Le consentement n’est pas le désir
Partout, en ce moment, il est question du consentement. Les Paradise Papers ébranlent, dit-on, le consentement à l’impôt. Au commissariat, le policier demande à la femme venue déposer plainte pour viol si elle a pu laisser croire à son consentement. A l’hôpital, il faut le consentement d’un patient, ou celui de sa famille, pour arrêter un traitement, entamer des soins palliatifs, prélever des organes. Au gouvernement, on juge difficile de mener à bien une politique sans le consentement du peuple. Ces exemples dissemblables mettent en jeu des acceptions distinctes de la notion de consentement. Elle paraît simple, mais ne l’est pas vraiment. Car un piège s’y est désormais installé. Il est insidieux, et de plus en plus actif. Le démonter est urgent.
Le noyau de sens, commun aux différentes formes de consentement, est facile à saisir. Toujours, il s’agit d’un accord. Explicite ou tacite, le consentement marque l’acceptation. Il vaut permission, il donne autorisation… Descartes, dans ses Principes de philosophie (1647) en faisait même l’élément central de toute décision. Selon lui, avant que notre volonté dise « oui » ou « non », avant donc de donner ou de refuser notre consentement, nous devons d’abord avoir bien compris. Il faut pouvoir discerner de manière « claire et distincte » les éléments d’une situation –d’un contrat, d’une proposition…. – pour être en mesure, en pleine connaissance de cause, d’accepter ou pas. Pourtant, « bien souvent nous donnons notre consentement à des choses dont nous n’avons jamais eu qu’une connaissance fort confuse » souligne Descartes. En acquiesçant ainsi à ce que nous n’avons pas réellement compris, nous nous exposons évidemment à tous les désagréments possibles…
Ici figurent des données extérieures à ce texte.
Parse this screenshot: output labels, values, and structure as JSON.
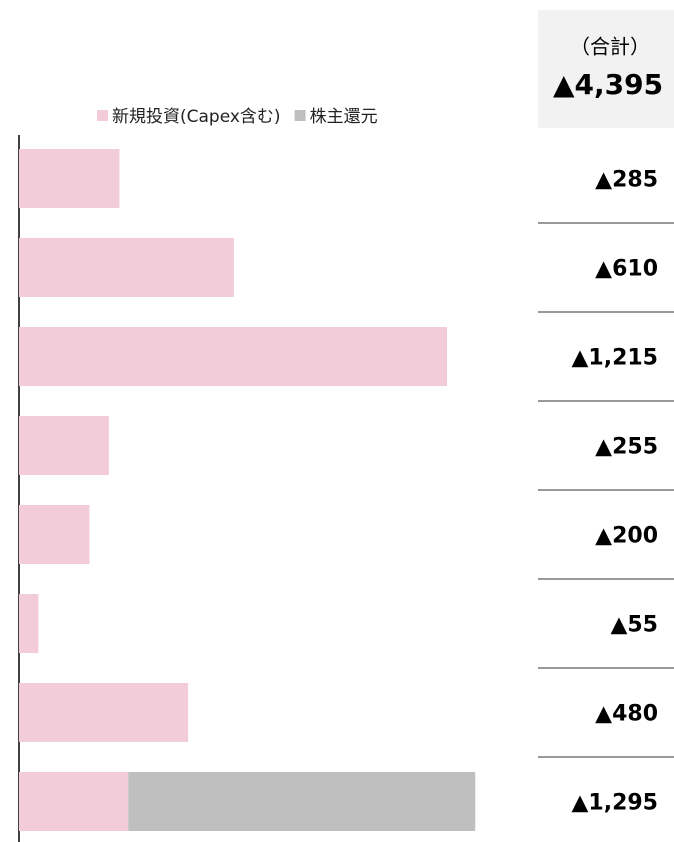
{
  "chart_data": {
    "type": "bar",
    "orientation": "horizontal",
    "stacked": true,
    "categories": [
      null,
      null,
      null,
      null,
      null,
      null,
      null,
      null
    ],
    "series": [
      {
        "name": "新規投資(Capex含む)",
        "color": "#f2ccd9",
        "values": [
          285,
          610,
          1215,
          255,
          200,
          55,
          480,
          310
        ]
      },
      {
        "name": "株主還元",
        "color": "#bfbfbf",
        "values": [
          null,
          null,
          null,
          null,
          null,
          null,
          null,
          985
        ]
      }
    ],
    "xlim": [
      0,
      1300
    ],
    "totals": {
      "header": "（合計）",
      "grand_total": 4395,
      "grand_total_label": "▲4,395",
      "values": [
        285,
        610,
        1215,
        255,
        200,
        55,
        480,
        1295
      ],
      "value_labels": [
        "▲285",
        "▲610",
        "▲1,215",
        "▲255",
        "▲200",
        "▲55",
        "▲480",
        "▲1,295"
      ]
    },
    "legend": "top"
  }
}
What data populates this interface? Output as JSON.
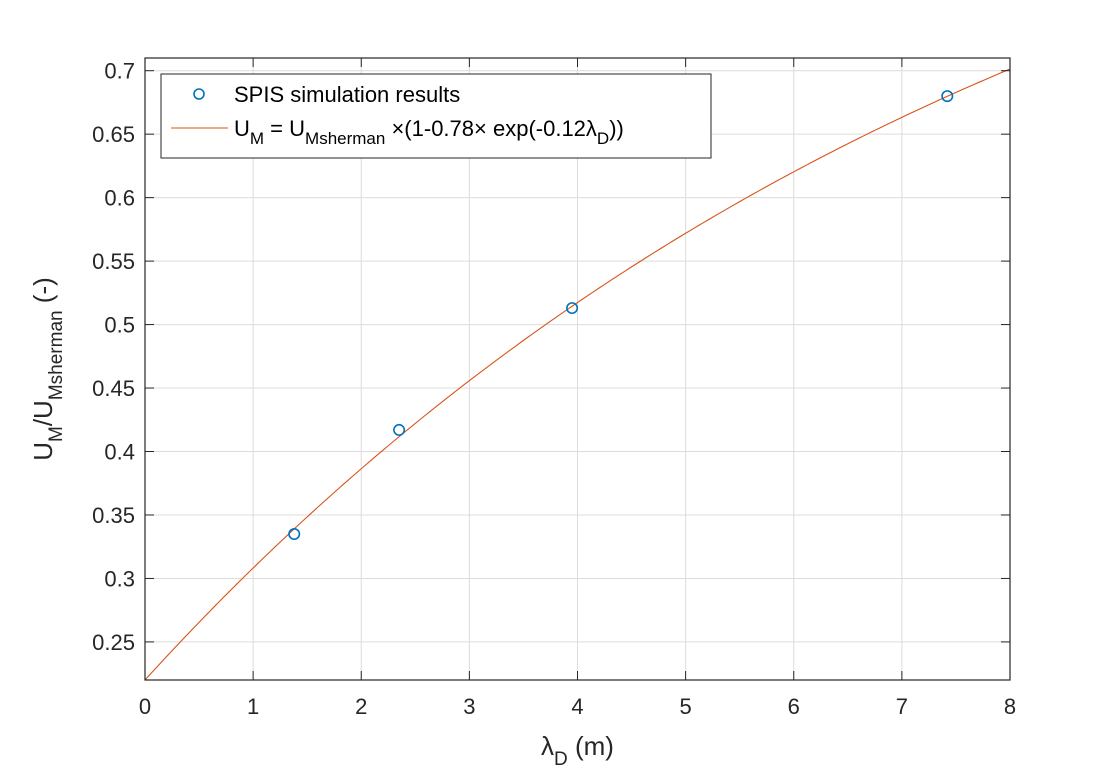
{
  "chart_data": {
    "type": "scatter",
    "xlabel": {
      "symbol": "λ",
      "sub": "D",
      "rest": " (m)"
    },
    "ylabel": {
      "a": "U",
      "a_sub": "M",
      "slash": "/U",
      "b_sub": "Msherman",
      "rest": " (-)"
    },
    "xlim": [
      0,
      8
    ],
    "ylim": [
      0.22,
      0.71
    ],
    "xticks": [
      0,
      1,
      2,
      3,
      4,
      5,
      6,
      7,
      8
    ],
    "xtick_labels": [
      "0",
      "1",
      "2",
      "3",
      "4",
      "5",
      "6",
      "7",
      "8"
    ],
    "yticks": [
      0.25,
      0.3,
      0.35,
      0.4,
      0.45,
      0.5,
      0.55,
      0.6,
      0.65,
      0.7
    ],
    "ytick_labels": [
      "0.25",
      "0.3",
      "0.35",
      "0.4",
      "0.45",
      "0.5",
      "0.55",
      "0.6",
      "0.65",
      "0.7"
    ],
    "grid": true,
    "legend_position": "top-left",
    "series": [
      {
        "kind": "markers",
        "color": "#0072BD",
        "x": [
          1.38,
          2.35,
          3.95,
          7.42
        ],
        "y": [
          0.335,
          0.417,
          0.513,
          0.68
        ]
      },
      {
        "kind": "line",
        "color": "#D95319",
        "model": {
          "amplitude": 0.78,
          "rate": 0.12
        }
      }
    ],
    "legend": {
      "marker_entry": "SPIS simulation results",
      "line_entry": {
        "p1": "U",
        "p1_sub": "M",
        "p2": " = U",
        "p2_sub": "Msherman",
        "p3": " ×(1-0.78× exp(-0.12",
        "p3_sym": "λ",
        "p3_sub": "D",
        "p4": "))"
      }
    }
  }
}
Les conditions requises sont donc sans ambiguïté. Tout consentement exige une information complète et véridique, la capacité de la comprendre, et une volonté libre et souveraine, capable d’acquiescer ou de refuser. Dès qu’il y a tromperie, incapacité à comprendre ou contrainte par la force, le consentement devient impossible, ou se trouve nul et non avenu. Ces principes de base commandent en démocratie les pratiques juridiques, fiscales, politiques. De l’impôt jusqu’au harcèlement sexuel, de l’éthique médicale jusqu’aux fractures politiques, on comprend donc l’omniprésence, dans notre actualité, du consentement et des questions qu’il peut soulever. Où donc est le piège ?
Dans la confusion, de plus en plus fréquente, entre consentement et désir. Elle s’est installée subrepticement et nous porte à considérer, à tort, que consentir reviendrait à vouloir ardemment. Pourtant, le consentement se réduit presque toujours à une sorte d’acquiescement passif. Même s’il est « libre », « éclairé », « informé » etc., il dit « oui », le plus souvent, à ce qu’il est très difficile, sinon impossible, de refuser. Or cette forme de résignation raisonnable n’a rigoureusement rien à voir avec un désir positif et affirmé.
Ainsi les citoyens acceptent-ils les impôts parce qu’ils en comprennent l’usage, et pas du tout parce qu’ils ont le désir d’être taxés ! De la même manière, autoriser un don d’organe ou un arrêt de soins n’est absolument pas équivalent à en avoir envie. Accepter une politique, et même la mettre en oeuvre, n’implique pas nécessairement qu’on y adhère avec ferveur ni qu’elle suscite l’enthousiasme !
Cette distinction fondamentale est plus visible encore dans de domaine sexuel. Parce que le consentement s’oppose au viol, il finit actuellement par paraître équivalent au désir – ce qui est manifestement faux. Une personne qui « consent » seulement à une relation sexuelle ne la désire pas à proprement parler. Le consentement est une chose, le désir une autre. Le consentement ne fait qu’accepter, alors que le désir s’affirme, s’active, réclame, exige, invente… Qu’on se souvienne du Banquet de Platon. Diotime, la prêtresse que Socrate dit admirer, explique comment Eros est toujours en manque, et même temps toujours inventif, en train d’échafauder mille ruses et mille expédients pour parvenir à ses fins. A la relative passivité du consentement, il faut opposer l’activité et l’inventivité du désir.
Bien entendu, le consentement demeure une règle essentielle pour toutes les libertés. Il est indispensable de l’exiger et de le protéger. Mais il devient également indispensable, désormais, de rappeler qu’il ne doit pas être confondu avec le désir.